Fig. 10. Haze hours identified by method used in this study (MMie), M80 and M90 at the Beijing Shangdianzi station during 2015–2016.Fig. 10. Haze hours identified by method used in this study (MMie), M80 and M90 at the Beijing Shangdianzi station during 2015–2016.


This study established a model for reconstructing the aerosol extinction coefficient based on hourly observations of the fine-particle (PM2.5) mass concentration, relative humidity (RH), and visibility at 9 stations in China. We obtained the particle number concentration distribution of the dry aerosol from the PM2.5 mass and then calculated it for the wet aerosol using κ-Kӧhler theory. Finally, we evaluated the aerosol extinction coefficient by employing Mie theory.

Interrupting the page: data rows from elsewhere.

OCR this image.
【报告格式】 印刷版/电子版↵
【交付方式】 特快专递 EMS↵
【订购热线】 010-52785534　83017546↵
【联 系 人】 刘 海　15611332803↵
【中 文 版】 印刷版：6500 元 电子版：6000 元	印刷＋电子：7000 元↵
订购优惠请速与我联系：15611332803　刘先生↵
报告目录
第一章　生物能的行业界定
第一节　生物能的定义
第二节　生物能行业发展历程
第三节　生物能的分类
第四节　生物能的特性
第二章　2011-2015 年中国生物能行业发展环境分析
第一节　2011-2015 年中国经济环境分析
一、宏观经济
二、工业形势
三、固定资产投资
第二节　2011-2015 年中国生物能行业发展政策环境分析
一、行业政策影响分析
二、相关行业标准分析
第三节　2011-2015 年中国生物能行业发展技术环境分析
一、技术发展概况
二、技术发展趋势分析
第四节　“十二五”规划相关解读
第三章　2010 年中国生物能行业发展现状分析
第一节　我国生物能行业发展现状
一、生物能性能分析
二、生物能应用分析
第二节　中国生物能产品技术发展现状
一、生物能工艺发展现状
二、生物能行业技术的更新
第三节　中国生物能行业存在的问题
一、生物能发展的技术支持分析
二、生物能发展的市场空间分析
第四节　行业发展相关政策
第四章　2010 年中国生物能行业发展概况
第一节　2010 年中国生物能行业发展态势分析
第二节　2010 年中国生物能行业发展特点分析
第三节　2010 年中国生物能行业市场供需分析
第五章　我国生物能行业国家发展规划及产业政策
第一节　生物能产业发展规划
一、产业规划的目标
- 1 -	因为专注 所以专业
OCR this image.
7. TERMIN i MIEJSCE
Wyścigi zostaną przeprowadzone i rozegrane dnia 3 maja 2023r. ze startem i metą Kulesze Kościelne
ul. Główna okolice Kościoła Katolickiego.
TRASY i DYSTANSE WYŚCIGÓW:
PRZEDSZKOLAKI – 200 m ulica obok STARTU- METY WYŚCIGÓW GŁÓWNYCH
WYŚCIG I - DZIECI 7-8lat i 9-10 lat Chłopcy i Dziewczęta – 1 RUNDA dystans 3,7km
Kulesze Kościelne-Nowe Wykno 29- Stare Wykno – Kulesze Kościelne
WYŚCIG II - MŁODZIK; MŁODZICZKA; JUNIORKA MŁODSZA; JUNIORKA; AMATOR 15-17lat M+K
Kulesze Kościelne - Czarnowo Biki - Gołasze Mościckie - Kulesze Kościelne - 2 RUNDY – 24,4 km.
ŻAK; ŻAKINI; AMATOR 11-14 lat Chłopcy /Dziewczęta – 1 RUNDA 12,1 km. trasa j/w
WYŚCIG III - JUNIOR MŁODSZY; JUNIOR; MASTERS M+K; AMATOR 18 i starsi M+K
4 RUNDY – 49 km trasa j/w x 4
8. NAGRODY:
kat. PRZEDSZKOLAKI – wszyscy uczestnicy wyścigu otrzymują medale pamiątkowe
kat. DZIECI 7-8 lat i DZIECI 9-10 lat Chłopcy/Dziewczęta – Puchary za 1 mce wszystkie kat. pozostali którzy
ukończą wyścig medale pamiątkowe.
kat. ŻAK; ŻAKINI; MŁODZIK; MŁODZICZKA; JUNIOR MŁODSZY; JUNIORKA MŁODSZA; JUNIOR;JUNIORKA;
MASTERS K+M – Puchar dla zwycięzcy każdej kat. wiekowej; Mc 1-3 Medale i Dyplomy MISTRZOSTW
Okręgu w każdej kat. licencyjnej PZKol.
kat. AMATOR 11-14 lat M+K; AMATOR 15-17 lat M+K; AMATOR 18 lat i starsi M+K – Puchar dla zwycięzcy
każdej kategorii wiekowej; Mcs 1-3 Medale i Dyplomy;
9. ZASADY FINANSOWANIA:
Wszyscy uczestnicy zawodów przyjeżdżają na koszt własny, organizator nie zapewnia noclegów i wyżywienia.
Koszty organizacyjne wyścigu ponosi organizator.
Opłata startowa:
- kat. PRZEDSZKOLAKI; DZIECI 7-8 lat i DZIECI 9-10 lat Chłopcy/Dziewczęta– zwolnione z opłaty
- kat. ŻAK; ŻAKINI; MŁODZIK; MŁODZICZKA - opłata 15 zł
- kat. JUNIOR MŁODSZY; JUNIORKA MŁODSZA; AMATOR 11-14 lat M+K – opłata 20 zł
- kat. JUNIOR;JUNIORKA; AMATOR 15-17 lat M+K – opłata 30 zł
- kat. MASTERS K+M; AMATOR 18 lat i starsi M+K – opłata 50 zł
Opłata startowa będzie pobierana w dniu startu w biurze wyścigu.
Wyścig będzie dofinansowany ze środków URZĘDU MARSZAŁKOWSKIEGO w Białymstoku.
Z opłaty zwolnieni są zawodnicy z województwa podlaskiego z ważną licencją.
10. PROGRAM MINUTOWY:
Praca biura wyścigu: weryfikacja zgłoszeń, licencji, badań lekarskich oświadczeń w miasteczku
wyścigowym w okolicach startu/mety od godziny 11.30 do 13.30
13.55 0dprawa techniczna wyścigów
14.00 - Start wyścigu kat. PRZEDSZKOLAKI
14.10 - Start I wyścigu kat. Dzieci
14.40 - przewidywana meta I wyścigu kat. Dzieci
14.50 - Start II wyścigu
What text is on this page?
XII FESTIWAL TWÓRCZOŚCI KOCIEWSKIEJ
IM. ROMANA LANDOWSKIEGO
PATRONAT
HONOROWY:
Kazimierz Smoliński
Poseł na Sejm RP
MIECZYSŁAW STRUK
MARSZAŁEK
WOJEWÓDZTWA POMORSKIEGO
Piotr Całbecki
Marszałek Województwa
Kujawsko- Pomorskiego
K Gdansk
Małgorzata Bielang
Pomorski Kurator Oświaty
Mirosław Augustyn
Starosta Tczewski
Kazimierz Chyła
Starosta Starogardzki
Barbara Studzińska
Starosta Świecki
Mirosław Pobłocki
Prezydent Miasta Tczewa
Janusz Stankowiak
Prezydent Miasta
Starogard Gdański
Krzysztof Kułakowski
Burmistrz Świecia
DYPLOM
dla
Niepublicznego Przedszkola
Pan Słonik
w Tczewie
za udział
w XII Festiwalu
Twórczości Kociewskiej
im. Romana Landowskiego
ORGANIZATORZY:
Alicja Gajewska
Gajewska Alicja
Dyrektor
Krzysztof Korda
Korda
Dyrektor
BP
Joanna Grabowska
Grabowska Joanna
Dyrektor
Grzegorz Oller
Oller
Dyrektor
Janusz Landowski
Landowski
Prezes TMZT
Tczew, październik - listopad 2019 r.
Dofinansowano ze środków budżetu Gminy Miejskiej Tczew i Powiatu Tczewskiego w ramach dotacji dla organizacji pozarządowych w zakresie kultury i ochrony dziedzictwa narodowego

A closure study conducted under ambient conditions allowed us to derive the threshold of the extinction ratio by comparing the estimated light extinction values to the observed ones (which were determined from the measured visibility). When the RH was low, the method proposed in this study accurately detected more than 80% of the hours during which haze occurred. When the RH was high (80% ≤ RH < 95%), however, this approach more accurately differentiated between haze and fog, which suggests that combining PM2.5 observations with visibility and RH data can enhance haze identification during operational monitoring at meteorological stations.

Although our technique for identifying haze relies on multiple assumptions about the aerosol properties, e.g., the size distribution, hygroscopicity, density, and refractive index, applying linear regression to the model predictions effectively shrank the bias, reducing the overall estimated uncertainty to approximately 16% for the data we analyzed.


This work was performed under the auspices of the National Key Research and Development Program of China (2017YFC1501702) and the National Natural Science Foundation of China (41705133 and 91644223).